The limitations of this study concern three aspects that should be considered in future research. First, given the recent attention paid to IF in applied research, several different outcomes and interventions were included. However, even though this approach provides for generalization, it restricts the depth of analyses. Future reviews should focus on a single type of intervention and its related outcome to eliminate possible biases introduced by broad categories such as those included in this review. A second limitation was introduced by the requirement of research rigor, represented by publication in peer-reviewed journals. Although this choice provided for collecting high-quality scientific information, it produced a major by omitting evidence from other sources. Interventions are carried out in many schools, but their results are not always reported in academic outlets and are instead filed away in the gray literature of foundations or government agencies. Therefore, it is necessary to explore these documents to shed more light on the associations examined in this study, especially in underdeveloped or developing countries.

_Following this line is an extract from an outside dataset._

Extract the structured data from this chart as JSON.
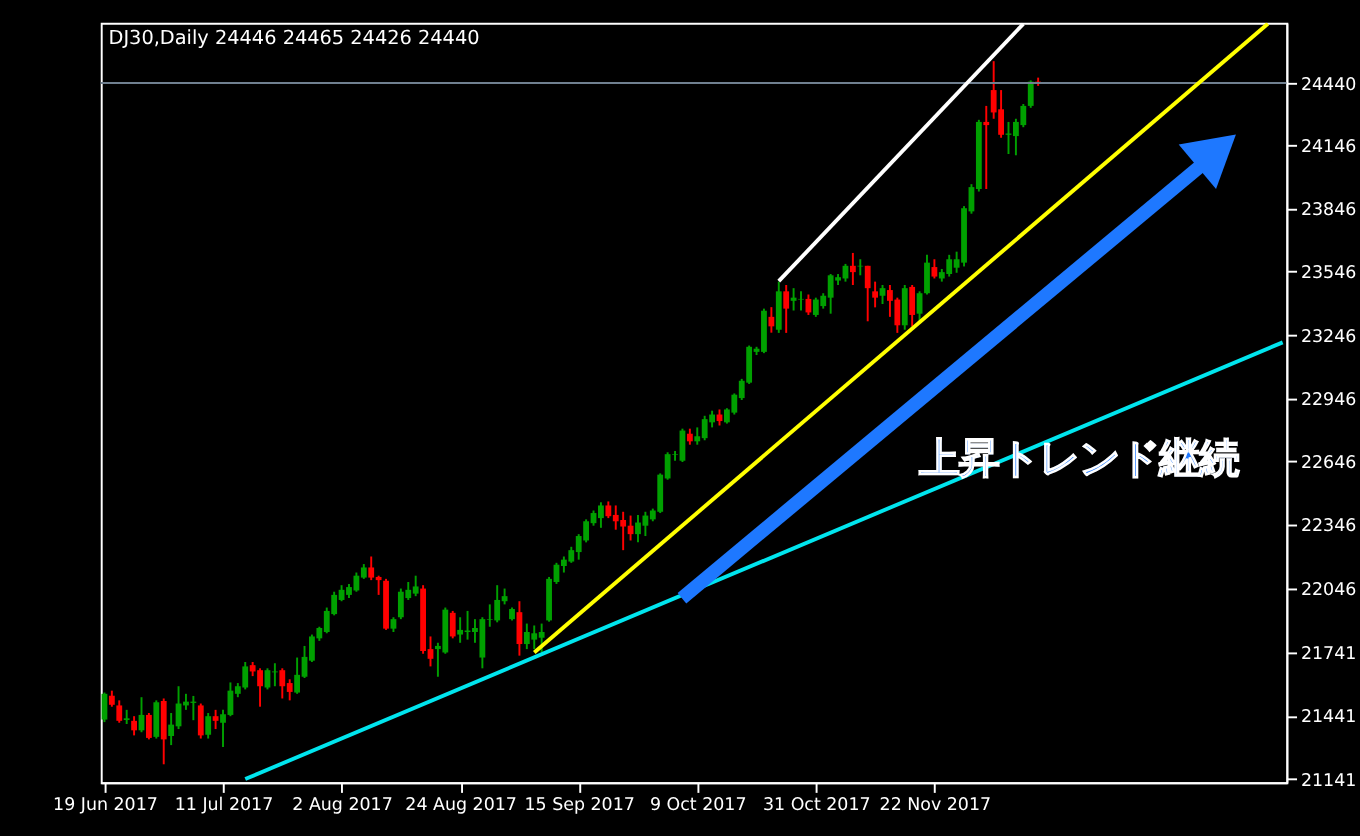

The third limitation was the use of PRs for estimating the connection between IF and outcomes. This review set out to question indirect estimations of the importance of IF on outcomes. However, given the characteristics and designs of the primary studies analyzed, it was unable to make progress towards estimating IF effect size. In this regard, the PR is still an indirect estimation, but has the advantage of addressing direct associations between IF and outcomes, unlike previous reviews that had to create a posteriori implementation indicators. In this context, it is necessary to issue clear guidelines for researchers interested in assessing IF and to reach a consensus regarding the operational definitions of its multiple components.